MCP server SSL/TLS errors

Connection fails with SSL certificate verification errors or TLS handshake failures.

If using self-signed certificates, set ssl.verify to false in mcp_settings.json (development only). For production, provide the CA certificate bundle path in ssl.ca_bundle. Verify the certificate is valid and not expired. Check that the certificate hostname matches the MCP server URL. Ensure the certificate chain is complete.

MCP server authentication failures

Connection succeeds but authentication fails with 401 or 403 errors.

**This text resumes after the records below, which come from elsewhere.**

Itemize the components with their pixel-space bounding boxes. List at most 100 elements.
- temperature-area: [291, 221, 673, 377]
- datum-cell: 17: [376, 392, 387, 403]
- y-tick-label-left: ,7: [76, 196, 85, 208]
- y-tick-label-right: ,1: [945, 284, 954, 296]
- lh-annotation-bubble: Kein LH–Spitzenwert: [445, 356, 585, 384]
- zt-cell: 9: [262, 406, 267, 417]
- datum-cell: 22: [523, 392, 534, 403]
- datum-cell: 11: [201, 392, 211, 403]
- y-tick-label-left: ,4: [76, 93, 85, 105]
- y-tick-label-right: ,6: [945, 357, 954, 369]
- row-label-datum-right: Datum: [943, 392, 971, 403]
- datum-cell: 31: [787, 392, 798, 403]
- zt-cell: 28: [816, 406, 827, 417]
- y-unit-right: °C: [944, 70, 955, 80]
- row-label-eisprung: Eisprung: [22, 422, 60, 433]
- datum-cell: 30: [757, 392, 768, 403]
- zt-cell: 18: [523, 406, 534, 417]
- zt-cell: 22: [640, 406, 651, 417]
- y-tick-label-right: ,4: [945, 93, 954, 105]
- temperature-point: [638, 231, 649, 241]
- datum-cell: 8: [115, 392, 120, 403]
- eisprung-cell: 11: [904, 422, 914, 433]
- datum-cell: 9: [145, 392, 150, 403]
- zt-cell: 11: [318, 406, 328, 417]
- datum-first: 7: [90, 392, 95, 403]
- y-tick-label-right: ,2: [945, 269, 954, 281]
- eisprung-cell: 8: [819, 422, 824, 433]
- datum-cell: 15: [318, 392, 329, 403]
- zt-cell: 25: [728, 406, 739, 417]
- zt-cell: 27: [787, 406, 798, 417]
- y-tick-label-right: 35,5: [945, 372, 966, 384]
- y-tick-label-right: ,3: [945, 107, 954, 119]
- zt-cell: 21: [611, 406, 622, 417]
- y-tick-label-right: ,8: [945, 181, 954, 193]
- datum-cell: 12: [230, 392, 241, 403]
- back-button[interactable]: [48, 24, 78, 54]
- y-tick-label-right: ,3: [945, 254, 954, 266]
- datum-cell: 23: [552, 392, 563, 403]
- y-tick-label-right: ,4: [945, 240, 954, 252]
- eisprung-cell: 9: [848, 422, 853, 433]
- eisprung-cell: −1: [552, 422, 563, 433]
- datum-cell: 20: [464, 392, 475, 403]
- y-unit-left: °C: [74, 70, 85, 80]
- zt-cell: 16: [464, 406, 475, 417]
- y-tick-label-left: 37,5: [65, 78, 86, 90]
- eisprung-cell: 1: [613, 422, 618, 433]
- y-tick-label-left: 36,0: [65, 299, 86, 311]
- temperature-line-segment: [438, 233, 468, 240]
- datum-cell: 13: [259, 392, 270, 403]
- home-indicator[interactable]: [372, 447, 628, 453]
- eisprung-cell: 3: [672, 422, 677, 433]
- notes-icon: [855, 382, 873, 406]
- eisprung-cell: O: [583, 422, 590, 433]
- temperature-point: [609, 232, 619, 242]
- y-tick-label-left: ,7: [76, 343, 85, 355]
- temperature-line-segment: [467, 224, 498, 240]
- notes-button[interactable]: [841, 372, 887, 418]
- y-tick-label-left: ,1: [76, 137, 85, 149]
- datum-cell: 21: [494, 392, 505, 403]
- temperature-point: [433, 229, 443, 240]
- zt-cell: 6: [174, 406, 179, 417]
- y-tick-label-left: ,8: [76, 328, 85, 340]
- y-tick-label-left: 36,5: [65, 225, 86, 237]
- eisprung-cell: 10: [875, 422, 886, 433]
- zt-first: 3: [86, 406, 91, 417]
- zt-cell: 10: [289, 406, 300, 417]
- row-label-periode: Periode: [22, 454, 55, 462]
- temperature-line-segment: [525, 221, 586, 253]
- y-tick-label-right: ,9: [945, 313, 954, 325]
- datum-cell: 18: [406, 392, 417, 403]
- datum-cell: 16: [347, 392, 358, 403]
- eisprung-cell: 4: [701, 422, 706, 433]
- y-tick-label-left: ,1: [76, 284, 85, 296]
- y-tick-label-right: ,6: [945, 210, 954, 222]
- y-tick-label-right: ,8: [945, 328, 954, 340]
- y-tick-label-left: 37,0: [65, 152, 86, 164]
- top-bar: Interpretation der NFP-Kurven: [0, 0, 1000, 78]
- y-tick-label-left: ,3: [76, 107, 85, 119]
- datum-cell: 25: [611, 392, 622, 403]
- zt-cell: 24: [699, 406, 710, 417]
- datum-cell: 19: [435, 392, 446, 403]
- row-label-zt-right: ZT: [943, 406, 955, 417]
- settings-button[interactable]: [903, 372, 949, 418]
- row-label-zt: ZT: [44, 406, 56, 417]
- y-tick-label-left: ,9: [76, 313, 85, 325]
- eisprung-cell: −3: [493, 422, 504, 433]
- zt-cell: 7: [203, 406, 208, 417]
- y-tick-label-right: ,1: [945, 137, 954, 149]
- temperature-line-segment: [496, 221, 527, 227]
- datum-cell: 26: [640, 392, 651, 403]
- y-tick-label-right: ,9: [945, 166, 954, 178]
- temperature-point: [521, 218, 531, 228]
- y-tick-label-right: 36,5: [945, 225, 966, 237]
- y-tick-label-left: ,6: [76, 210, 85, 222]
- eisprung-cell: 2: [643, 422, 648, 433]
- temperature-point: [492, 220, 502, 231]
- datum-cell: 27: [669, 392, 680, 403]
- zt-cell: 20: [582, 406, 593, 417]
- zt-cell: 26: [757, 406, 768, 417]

Verify that authorization_required is set correctly in mcp_settings.json. If the MCP server requires authorization, ensure the reasoning service is configured to pass user JWT tokens. Check that the JWT token format and claims are correct. Verify the MCP server's authentication configuration accepts tokens from the reasoning service.

MCP server timeout errors

Connections to MCP server time out before completing.

Increase the timeout value in mcp_settings.json (default is 240 seconds). Check if the MCP server is experiencing performance issues or high load. Verify network latency between the reasoning service and MCP server. Consider if the MCP server operations are inherently slow and need longer timeouts. Monitor MCP server logs for errors or performance issues.